En el año veintitrés del reinado de Nabucodonosor, Nabuzaradán, el comandante de la guardia, se llevó a otros 745 judíos, haciendo un total de 4.600.
31 In het zeven en dertigste jaar der ballingschap van Jehojakin, de koning van Juda, op de vijf en twintigste dag der twaalfde maand, begenadigde Ewil-Merodak bij gelegenheid van zijn troonsbestijging, Jehojakin, den koning van Juda, en ontsloeg hem uit de kerker.
En el año en que Evil-merodac se convirtió en rey de Babilonia, liberó a Joaquín, rey de Judá, de la prisión. Esto sucedió el día veinticinco del duodécimo mes del trigésimo séptimo año del destierro de Joaquín, rey de Judá.
32 Hij ging vriendschappelijk met hem om, en stelde zijn zetel hoger dan die van andere koningen, die bij hem in Babel vertoefden.
El rey de Babilonia lo trató bien y le dio una posición de honor superior a la de los otros reyes que estaban con él en Babilonia.

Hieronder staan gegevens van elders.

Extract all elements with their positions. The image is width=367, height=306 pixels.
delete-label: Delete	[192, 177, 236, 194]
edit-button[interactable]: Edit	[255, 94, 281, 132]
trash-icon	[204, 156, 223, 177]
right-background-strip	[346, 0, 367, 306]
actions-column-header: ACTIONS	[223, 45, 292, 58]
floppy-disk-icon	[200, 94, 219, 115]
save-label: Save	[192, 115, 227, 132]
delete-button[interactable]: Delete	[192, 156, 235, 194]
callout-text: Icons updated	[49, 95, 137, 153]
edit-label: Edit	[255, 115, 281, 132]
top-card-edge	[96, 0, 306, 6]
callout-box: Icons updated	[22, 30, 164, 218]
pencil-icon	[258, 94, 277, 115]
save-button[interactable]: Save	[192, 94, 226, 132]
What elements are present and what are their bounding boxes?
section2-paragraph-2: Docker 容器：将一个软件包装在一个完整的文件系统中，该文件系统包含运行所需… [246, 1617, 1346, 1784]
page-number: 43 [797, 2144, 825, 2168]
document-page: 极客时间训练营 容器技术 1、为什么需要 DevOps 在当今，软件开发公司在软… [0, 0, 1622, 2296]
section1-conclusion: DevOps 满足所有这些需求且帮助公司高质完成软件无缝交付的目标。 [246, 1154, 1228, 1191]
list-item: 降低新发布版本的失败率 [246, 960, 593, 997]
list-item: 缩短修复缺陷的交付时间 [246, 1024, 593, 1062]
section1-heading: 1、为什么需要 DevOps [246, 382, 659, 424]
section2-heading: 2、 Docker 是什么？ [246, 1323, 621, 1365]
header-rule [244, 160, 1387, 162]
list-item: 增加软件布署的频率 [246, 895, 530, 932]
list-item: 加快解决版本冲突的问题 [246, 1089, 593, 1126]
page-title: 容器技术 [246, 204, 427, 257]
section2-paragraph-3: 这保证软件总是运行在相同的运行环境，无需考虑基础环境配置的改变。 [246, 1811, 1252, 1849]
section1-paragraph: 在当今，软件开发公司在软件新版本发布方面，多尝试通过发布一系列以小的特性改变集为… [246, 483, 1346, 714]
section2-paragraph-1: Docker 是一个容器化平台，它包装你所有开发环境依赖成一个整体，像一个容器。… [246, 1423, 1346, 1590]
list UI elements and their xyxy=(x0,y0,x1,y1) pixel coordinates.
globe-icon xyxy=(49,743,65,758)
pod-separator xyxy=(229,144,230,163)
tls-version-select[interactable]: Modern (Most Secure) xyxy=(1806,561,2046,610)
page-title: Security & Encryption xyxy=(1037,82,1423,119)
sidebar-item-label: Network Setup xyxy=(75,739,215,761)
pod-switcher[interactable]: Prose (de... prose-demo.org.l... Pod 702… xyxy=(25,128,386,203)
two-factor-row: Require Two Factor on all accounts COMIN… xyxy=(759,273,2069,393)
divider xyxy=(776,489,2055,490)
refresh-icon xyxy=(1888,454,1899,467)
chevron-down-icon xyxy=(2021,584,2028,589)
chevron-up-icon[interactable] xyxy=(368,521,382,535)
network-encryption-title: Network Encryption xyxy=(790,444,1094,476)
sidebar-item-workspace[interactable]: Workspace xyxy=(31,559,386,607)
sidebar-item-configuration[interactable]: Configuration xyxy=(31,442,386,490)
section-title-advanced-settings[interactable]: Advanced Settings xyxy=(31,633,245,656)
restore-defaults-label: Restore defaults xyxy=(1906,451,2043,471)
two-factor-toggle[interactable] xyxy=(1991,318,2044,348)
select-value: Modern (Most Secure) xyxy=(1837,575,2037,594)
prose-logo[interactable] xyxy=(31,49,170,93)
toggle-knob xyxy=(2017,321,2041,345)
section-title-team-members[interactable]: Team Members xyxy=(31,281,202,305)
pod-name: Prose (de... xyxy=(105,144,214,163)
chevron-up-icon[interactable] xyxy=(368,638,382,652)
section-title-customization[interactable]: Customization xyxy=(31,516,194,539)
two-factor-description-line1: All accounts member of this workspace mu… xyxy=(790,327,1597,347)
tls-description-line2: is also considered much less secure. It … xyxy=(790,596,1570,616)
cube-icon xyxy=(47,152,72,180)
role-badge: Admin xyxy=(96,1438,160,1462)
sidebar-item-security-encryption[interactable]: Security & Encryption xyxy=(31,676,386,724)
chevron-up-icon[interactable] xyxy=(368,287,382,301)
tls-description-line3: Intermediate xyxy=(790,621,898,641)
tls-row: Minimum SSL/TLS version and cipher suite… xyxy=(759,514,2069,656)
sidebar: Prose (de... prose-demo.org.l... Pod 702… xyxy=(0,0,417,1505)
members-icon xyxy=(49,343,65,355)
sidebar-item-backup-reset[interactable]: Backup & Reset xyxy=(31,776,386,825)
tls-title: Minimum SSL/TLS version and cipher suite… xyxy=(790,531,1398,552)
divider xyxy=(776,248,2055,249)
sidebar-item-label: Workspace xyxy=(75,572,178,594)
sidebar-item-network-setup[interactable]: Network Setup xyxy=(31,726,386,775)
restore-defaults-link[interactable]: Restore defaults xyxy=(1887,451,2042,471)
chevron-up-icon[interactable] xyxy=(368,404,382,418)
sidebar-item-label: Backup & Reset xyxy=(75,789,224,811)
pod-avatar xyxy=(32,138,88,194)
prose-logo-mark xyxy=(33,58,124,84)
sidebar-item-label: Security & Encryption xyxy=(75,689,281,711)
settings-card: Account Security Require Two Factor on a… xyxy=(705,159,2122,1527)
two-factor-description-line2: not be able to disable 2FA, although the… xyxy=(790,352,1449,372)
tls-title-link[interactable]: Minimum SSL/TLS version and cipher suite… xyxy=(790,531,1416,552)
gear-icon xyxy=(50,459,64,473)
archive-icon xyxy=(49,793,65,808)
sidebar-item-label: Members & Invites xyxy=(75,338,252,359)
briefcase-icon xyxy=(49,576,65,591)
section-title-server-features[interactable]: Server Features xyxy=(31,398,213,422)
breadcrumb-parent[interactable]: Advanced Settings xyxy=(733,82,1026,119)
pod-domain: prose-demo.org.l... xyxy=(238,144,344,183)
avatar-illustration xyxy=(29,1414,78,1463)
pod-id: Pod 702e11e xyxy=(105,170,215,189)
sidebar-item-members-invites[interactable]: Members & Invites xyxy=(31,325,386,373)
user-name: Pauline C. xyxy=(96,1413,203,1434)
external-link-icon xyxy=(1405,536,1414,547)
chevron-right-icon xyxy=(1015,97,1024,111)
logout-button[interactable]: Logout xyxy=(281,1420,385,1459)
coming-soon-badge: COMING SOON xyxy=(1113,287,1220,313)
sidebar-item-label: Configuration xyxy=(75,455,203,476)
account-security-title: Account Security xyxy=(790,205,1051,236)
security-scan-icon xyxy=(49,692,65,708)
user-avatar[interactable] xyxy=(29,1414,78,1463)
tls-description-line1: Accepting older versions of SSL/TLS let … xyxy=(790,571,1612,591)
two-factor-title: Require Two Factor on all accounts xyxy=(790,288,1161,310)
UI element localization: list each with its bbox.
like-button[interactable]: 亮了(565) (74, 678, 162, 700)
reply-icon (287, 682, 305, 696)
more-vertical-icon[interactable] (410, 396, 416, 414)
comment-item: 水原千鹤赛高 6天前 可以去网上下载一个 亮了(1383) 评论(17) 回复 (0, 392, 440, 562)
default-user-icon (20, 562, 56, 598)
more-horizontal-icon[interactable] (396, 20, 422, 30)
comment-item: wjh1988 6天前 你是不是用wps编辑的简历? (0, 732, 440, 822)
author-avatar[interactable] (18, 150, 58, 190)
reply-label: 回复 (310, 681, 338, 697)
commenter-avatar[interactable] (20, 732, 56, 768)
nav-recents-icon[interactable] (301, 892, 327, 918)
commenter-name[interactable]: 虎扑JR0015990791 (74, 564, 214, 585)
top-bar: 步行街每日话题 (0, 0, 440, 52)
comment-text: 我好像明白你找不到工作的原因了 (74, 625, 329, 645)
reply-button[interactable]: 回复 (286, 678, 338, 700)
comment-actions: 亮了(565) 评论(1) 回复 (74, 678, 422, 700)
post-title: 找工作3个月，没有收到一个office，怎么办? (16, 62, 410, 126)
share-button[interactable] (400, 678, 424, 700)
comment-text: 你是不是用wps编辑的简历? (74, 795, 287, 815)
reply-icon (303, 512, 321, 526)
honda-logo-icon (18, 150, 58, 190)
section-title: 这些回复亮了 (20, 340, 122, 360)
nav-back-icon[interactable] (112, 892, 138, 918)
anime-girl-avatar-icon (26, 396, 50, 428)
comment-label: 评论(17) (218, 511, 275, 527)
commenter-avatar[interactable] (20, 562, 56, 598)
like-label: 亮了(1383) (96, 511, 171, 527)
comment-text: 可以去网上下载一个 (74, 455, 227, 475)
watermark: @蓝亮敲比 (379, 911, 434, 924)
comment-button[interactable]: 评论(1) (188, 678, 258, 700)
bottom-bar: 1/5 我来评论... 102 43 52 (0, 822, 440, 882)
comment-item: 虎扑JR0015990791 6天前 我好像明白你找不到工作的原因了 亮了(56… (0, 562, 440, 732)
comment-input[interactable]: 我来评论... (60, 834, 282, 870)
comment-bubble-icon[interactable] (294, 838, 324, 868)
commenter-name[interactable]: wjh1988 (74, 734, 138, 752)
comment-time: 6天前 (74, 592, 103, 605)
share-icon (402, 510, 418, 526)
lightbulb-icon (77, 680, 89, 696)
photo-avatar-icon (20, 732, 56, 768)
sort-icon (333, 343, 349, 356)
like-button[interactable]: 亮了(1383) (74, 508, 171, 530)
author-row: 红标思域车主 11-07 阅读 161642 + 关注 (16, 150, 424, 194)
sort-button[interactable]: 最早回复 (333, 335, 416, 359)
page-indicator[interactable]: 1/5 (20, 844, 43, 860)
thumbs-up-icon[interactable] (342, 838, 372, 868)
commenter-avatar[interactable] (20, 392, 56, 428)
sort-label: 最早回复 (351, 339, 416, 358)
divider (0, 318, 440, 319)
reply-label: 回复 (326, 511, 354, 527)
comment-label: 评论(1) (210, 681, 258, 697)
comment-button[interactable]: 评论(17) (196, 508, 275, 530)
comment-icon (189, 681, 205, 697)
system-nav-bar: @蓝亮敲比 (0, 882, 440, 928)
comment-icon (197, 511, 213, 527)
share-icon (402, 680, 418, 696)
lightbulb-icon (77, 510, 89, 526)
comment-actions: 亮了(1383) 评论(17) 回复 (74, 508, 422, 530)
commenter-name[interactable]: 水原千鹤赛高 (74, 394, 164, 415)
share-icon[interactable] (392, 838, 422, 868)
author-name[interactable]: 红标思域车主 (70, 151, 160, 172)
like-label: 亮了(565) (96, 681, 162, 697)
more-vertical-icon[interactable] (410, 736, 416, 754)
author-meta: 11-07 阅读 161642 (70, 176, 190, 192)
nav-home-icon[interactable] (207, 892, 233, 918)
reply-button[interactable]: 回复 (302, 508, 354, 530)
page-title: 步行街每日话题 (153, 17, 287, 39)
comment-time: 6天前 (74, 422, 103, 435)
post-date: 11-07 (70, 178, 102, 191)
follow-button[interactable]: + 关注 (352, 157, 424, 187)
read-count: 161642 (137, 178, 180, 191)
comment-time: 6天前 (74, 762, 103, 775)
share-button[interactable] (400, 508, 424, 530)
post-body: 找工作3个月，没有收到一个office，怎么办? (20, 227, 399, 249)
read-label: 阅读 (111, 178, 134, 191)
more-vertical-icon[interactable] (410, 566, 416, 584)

33 Hij mocht zijn gevangeniskleding afleggen, en tot het eind van zijn leven steeds bij hem aan tafel zitten.
Así, Joaquín pudo quitarse la ropa de la cárcel y comió con frecuencia en la mesa del rey durante el resto de su vida.
34 En zolang hij leefde, werd door den koning van Babel dagelijks in zijn onderhoud voorzien, tot aan de dag van zijn dood.
El rey le dio a Joaquín una pensión diaria por el resto de su vida hasta que murió.